Boxing, an ESPN programming staple since “Top Rank Boxing” premiered on the network way back in 1980, enjoys far more prestige among older, traditional sports fans than does “cage fighting.”
And this fact was not lost on Le Batard, who treated Helwani with none of the respect you might expect from a colleague.
Before Helwani was even introduced, the radio host was calling MMA “a damn sewer.”
Le Batard elaborated further, saying, “It’s a sewer that ESPN didn’t want before but wants now all of a sudden. It was too violent for Disney but now it’s fine.” He then brusquely told Helwani to “sell your thing real quick.”
The clear implication, of course, was Le Batard telling his listeners, “Whatever this guy’s about to say, ignore it. He’s only here because ESPN said I have to have him on.”
Helwani tried to engage with Le Batard and steer the segment into something resembling an interview rather than a show trial, but the host was having none of it, eventually cutting Helwani’s microphone.
Le Batard then phoned Tony Kornheiser, host of ESPN’s “Pardon the Interruption,” and ignored the guest on his show in favor of a little chat to kill as much of Helwani’s scheduled spot as possible.
Helwani, once Le Batard afforded him the privilege of having his mic back on, talked about how he was previously on the same show telling Le Batard all about how the UFC had banned him during Dana White’s previous beef with ESPN over the very subject that Le Batard brought up in the interview — ESPN’s and Disney’s steadfast refusal to work with mixed martial arts as a programming option.
It is here that the producer, perhaps sensibly concluding that his bosses would ask him if he’d done anything to rein in the rogue host, said, “Can we just talk about the fight?”
But Le Batard would not be deterred, and he threw current ESPN boss Jimmy Pitaro under the bus in the process.
“Dana White wanted (former ESPN boss) John Skipper just to be seen at a fight with him, because that sport, as you know, has the reputation of sewage, and that sewage isn’t something that Disney necessarily wanted to get into bed with,” he said. “And so now, what has happened is Disney sees, ‘Oh, there’s money to be made in MMA,’ and Disney’s buying everything, and ESPN’s buying everything, and now we’re telling you that the violence is OK. It wasn’t OK before, but now the violence is OK, and now we sell it to you with ESPN+,” the network’s new paid service.
Which … pardon me, Dan, but what’s your point? A guy got beaten to death on live national television on your network’s watch. Go ask your colleague Max Kellerman, he was there.
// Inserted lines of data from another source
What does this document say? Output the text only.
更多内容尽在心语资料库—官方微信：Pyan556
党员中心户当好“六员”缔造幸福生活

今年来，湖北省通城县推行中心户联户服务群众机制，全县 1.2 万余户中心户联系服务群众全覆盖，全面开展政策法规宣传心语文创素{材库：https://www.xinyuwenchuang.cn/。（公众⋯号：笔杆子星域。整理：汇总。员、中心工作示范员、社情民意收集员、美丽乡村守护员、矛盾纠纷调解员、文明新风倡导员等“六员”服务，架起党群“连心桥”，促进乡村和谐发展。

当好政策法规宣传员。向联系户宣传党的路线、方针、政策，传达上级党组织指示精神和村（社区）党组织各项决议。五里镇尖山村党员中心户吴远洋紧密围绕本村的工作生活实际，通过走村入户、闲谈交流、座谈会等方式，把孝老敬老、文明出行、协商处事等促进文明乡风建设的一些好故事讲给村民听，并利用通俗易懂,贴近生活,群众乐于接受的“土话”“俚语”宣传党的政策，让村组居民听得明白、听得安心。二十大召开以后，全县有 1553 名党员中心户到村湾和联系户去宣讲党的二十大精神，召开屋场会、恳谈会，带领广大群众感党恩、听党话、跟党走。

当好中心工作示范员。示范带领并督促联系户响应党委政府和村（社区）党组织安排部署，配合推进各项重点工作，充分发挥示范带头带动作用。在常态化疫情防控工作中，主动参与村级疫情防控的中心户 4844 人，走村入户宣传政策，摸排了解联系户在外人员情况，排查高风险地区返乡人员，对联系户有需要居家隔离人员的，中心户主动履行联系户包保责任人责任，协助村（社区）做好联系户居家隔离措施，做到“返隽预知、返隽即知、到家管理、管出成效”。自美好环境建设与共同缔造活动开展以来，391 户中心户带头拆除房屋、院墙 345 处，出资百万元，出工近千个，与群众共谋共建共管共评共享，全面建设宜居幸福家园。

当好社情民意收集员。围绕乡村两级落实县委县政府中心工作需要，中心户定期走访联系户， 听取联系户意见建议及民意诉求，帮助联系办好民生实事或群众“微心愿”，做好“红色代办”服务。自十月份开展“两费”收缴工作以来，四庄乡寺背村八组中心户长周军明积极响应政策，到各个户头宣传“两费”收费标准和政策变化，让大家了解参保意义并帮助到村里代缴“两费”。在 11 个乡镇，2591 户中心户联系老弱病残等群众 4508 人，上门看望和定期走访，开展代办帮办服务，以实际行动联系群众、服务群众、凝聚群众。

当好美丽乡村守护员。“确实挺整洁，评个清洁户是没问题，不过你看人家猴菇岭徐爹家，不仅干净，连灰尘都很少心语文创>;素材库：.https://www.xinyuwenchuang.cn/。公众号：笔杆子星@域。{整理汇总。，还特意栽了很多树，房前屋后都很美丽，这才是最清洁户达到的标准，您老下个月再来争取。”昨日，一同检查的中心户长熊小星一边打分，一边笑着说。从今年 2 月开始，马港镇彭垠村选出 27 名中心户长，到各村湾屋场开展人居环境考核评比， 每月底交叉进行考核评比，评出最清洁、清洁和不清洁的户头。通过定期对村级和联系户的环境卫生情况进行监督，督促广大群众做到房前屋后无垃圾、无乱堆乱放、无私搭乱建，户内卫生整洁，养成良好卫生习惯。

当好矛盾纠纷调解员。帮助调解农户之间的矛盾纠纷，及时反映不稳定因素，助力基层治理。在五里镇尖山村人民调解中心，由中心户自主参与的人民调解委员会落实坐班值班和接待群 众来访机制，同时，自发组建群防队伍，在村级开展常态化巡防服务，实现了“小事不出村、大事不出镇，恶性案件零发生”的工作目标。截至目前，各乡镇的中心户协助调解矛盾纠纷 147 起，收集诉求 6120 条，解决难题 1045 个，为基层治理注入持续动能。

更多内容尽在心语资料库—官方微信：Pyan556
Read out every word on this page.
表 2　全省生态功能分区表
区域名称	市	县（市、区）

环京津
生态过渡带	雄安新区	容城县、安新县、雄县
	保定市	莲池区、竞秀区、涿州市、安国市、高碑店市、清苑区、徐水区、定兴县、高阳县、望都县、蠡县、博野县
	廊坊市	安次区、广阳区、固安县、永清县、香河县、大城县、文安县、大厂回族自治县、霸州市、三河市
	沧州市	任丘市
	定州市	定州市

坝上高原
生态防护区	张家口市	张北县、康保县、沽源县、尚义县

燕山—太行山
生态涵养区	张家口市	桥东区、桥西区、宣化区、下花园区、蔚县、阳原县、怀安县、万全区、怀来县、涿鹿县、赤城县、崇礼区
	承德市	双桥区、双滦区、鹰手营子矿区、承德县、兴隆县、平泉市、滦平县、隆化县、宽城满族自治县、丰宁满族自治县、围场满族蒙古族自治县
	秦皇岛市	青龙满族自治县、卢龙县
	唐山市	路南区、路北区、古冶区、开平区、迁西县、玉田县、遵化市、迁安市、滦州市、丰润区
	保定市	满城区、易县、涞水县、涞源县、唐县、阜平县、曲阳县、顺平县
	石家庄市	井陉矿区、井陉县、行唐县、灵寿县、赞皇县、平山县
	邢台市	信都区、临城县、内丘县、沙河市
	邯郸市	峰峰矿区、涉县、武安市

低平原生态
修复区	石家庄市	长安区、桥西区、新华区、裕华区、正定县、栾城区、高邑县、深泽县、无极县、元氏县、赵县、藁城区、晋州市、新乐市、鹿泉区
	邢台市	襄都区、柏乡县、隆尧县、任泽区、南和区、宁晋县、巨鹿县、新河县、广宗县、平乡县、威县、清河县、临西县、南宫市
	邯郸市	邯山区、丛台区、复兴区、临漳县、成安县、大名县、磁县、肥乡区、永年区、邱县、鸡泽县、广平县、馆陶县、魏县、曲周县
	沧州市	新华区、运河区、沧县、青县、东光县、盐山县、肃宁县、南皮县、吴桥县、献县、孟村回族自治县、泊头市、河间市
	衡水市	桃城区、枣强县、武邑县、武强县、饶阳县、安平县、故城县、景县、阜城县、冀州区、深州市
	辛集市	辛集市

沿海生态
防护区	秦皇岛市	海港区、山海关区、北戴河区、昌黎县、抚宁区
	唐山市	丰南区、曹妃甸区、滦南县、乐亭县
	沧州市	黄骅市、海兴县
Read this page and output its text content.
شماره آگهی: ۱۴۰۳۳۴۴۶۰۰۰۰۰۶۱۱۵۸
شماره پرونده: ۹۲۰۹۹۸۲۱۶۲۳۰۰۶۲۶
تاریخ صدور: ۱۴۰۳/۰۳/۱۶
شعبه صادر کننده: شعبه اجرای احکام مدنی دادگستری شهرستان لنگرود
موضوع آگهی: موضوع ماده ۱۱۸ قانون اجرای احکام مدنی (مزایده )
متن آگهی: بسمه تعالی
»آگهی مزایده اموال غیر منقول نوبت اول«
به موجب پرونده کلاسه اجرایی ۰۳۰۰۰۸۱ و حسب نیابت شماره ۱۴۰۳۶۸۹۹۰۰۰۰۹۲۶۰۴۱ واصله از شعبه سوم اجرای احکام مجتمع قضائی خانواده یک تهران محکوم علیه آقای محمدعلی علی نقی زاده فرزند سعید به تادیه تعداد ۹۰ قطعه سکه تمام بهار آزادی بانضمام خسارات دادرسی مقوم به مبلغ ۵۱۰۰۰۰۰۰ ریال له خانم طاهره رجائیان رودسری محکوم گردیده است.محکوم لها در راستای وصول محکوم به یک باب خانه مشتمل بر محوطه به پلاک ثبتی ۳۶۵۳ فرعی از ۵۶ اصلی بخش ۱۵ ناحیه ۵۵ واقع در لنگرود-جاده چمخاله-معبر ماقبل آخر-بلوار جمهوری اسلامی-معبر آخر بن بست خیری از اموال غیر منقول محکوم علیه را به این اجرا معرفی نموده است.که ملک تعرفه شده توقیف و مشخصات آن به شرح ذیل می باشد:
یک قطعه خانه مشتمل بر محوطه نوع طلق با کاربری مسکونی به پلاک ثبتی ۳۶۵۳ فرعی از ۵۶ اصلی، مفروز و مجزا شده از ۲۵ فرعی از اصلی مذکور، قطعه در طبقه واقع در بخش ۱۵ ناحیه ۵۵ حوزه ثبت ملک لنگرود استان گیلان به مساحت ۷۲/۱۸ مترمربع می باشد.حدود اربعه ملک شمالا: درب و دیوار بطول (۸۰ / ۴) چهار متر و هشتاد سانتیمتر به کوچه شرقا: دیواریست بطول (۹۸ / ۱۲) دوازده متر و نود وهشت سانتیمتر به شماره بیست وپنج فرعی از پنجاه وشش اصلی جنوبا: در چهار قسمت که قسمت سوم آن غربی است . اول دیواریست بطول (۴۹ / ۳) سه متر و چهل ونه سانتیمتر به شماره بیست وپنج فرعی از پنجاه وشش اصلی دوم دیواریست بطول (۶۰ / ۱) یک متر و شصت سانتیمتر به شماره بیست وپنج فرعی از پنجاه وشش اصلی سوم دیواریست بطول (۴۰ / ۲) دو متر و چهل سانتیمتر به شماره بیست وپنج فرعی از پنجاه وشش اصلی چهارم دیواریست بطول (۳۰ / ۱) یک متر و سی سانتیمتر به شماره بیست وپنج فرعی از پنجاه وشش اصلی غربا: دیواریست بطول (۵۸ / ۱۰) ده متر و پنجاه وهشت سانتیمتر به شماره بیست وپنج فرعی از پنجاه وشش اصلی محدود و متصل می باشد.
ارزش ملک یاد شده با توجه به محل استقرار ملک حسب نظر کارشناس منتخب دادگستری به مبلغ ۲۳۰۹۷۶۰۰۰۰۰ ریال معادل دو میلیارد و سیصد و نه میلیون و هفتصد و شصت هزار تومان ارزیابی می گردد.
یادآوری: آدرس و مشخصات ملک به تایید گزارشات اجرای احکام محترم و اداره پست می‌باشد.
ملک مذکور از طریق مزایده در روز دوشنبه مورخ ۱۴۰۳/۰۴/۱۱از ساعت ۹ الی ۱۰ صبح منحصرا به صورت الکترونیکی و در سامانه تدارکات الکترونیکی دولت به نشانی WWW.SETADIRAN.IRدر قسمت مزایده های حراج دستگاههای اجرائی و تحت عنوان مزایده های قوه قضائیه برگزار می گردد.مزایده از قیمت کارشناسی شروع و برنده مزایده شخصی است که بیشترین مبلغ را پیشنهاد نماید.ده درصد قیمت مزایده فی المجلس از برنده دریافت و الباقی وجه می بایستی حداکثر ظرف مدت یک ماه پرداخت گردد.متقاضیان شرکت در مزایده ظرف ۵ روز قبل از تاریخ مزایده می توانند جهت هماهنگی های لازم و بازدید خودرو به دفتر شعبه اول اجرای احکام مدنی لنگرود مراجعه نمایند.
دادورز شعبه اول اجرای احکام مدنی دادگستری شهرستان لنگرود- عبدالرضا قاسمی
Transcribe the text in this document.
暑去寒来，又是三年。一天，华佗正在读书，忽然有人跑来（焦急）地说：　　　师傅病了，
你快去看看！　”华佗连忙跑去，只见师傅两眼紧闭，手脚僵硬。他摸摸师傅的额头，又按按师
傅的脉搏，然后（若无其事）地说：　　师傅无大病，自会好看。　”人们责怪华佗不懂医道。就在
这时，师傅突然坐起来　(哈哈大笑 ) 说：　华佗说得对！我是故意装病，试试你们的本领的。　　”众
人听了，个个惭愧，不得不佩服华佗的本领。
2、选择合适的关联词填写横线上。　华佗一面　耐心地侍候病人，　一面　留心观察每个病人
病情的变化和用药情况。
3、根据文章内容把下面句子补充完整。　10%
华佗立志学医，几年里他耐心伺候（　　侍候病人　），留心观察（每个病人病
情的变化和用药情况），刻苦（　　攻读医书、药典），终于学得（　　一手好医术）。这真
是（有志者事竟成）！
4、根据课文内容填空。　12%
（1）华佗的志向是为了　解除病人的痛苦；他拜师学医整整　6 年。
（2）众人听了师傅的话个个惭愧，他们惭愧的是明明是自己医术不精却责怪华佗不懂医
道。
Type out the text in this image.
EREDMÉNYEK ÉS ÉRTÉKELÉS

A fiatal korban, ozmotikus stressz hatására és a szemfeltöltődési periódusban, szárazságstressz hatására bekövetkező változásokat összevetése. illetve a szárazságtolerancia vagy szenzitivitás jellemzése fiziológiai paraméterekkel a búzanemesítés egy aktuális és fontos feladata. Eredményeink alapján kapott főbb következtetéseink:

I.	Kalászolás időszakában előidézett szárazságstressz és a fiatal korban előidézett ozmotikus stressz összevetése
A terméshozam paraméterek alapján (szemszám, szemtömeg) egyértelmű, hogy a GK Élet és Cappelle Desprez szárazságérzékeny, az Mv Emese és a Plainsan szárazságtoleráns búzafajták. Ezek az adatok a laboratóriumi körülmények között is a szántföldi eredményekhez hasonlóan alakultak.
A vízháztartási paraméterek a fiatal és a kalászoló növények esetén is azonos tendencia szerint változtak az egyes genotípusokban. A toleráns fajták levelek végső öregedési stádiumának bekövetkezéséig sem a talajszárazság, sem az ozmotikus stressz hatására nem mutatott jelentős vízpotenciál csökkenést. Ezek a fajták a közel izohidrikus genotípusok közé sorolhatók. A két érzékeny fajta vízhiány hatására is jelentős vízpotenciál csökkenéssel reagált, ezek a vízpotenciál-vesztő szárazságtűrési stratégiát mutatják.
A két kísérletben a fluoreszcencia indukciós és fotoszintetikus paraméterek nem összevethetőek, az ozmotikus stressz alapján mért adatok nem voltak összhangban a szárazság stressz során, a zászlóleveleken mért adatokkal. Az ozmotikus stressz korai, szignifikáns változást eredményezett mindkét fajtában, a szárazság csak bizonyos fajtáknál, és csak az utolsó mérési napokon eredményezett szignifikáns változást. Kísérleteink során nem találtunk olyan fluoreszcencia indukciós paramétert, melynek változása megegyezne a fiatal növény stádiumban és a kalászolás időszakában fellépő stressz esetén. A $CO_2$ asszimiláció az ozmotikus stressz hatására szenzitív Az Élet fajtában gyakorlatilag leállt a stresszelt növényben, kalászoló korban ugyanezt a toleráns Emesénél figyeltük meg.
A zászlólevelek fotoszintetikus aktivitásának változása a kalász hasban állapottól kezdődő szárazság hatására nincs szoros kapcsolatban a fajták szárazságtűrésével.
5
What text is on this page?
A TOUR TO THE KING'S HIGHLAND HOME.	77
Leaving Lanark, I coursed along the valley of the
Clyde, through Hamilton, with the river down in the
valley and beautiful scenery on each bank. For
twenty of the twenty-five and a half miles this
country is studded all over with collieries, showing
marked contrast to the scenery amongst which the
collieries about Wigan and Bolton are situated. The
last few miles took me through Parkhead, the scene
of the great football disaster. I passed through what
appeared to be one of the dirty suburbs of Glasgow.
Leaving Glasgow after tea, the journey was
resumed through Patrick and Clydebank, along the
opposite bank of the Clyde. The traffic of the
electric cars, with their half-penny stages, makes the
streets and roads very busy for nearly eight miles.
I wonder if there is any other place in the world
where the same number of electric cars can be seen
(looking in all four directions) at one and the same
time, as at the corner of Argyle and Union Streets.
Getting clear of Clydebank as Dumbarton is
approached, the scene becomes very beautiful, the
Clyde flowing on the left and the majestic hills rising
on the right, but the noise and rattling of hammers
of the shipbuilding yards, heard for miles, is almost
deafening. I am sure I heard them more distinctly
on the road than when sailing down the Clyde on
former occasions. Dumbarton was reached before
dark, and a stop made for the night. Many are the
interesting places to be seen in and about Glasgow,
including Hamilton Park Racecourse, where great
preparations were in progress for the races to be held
George Khalid Jones beat Beethavean Scottland in a boxing match on ESPN, and Scottland never left the hospital, dying seven days after the fight.
That was back in 2001. Eighteen years later, ESPN still broadcasts boxing matches; in fact, Kellerman wouldn’t be co-hosting “First Take” on the network today if not for the reputation he built as a boxing broadcaster back in the day.
But MMA is “the violence is OK because there’s money in it even though it’s a sewer.” Sure, Dan. Keep telling yourself that.
Aside from that, Le Batard surely irritated his employer when he told the audience not to buy the product his show was supposed to be selling.
You can do that and get away with it if you’re funny — Charles Barkley roasting NBA League Pass’s one-game option on “Inside the NBA” back in 2017 is one of the funniest moments in that show’s history. It was hilarious, so Barkley and the rest of the crew, who got in on the fun (even the unflappable Ernie Johnson) weren’t penalized; even NBA and TNT executives could see the humor in the situation.
Le Batard, on the other hand, appeared to be purposefully antagonistic. You couldn’t blame the suits in Bristol if they decide to rap his knuckles.